8, 2016, the trial court sentenced Appellant to serve an aggregate term of 42

to 84 months in prison for his convictions. N.T. Sentencing, 11/8/16, at 7.

Appellant filed a timely notice of appeal, raising a single claim:

Was the evidence insufficient to sustain the conviction for Counts 1 and 2 because the Commonwealth failed to prove, beyond a reasonable doubt, that [Appellant] had actual or constructive possession of the gun found hidden in the back of the driver seat of the car in which he was merely a passenger?

Appellant’s Brief at 4 (some internal capitalization omitted).

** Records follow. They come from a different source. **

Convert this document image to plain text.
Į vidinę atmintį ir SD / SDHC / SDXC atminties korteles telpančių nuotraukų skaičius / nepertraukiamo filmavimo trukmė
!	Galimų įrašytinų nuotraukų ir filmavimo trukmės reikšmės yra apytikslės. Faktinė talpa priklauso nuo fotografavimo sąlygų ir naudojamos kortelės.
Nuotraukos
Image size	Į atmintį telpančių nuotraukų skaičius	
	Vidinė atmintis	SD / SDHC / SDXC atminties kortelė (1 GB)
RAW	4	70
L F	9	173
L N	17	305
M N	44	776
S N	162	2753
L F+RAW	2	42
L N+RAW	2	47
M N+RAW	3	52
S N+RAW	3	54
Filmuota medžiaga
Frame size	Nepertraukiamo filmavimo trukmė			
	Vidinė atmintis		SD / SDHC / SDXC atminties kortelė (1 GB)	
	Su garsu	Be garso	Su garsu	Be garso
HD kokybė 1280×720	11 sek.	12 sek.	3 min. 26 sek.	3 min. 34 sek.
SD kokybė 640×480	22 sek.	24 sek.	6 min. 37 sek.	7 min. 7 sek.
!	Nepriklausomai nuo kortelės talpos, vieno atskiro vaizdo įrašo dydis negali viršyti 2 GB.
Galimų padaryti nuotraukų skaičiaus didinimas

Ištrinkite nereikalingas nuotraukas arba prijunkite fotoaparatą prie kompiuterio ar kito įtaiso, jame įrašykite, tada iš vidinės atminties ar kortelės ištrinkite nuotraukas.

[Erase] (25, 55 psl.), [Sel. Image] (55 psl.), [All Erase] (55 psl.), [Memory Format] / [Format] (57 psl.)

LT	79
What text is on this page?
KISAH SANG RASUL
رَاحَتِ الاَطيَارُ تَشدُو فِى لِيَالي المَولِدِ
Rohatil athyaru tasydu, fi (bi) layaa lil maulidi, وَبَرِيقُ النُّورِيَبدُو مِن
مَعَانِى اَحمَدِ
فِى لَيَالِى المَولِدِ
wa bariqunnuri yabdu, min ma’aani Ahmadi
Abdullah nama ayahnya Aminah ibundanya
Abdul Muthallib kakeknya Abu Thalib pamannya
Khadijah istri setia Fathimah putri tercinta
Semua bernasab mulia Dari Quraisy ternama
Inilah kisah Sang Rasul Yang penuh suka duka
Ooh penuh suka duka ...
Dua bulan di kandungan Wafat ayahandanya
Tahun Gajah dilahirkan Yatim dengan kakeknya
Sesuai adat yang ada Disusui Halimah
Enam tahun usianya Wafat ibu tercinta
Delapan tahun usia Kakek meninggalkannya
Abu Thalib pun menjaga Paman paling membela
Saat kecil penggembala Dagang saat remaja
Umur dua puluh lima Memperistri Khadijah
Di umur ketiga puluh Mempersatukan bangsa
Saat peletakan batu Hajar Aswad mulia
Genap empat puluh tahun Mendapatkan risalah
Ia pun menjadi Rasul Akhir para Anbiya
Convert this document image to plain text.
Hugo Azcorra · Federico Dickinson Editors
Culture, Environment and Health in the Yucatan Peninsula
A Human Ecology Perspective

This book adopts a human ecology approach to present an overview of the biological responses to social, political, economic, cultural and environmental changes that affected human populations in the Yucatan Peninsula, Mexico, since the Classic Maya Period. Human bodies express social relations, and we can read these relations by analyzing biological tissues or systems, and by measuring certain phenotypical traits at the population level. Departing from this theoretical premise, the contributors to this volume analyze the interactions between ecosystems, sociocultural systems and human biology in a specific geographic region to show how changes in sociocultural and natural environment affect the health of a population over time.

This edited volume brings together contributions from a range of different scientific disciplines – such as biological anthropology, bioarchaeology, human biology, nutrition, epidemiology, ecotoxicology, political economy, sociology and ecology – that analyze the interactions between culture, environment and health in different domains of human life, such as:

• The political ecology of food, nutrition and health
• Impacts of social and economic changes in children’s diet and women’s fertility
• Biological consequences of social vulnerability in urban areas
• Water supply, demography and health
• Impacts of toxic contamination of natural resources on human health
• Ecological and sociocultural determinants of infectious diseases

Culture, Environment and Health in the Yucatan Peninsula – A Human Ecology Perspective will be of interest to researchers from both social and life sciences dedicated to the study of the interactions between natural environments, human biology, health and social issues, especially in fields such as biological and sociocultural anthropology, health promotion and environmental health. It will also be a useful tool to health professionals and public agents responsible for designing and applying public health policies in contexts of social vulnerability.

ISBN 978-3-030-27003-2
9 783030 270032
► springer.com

We review Appellant’s sufficiency of the evidence challenge under the

following standard:

2 Mr. Garland was Appellant’s co-defendant at trial and the trial court also found Mr. Garland guilty of persons not to possess a firearm and carrying a firearm without a license. N.T. Trial, 6/27/16, at 81. We note that, during trial, the Commonwealth introduced evidence demonstrating that neither Appellant nor Mr. Garland had a license to carry a firearm and that both Appellant and Mr. Garland had prior convictions, which preclude them from carrying a firearm. Id. at 67-68 and 69-74.

-4- J-S21004-18

The standard we apply in reviewing the sufficiency of the evidence is whether viewing all the evidence admitted at trial in the light most favorable to the verdict winner, there is sufficient evidence to enable the fact-finder to find every element of the crime beyond a reasonable doubt. In applying the above test, we may not weigh the evidence and substitute our judgment for [that of] the fact-finder. In addition, we note that the facts and circumstances established by the Commonwealth need not preclude every possibility of innocence. Any doubts regarding a defendant’s guilt may be resolved by the fact-finder unless the evidence is so weak and inconclusive that as a matter of law no probability of fact may be drawn from the combined circumstances. The Commonwealth may sustain its burden of proving every element of the crime beyond a reasonable doubt by means of wholly circumstantial evidence. Moreover, in applying the above test, the entire record must be evaluated and all evidence actually received must be considered.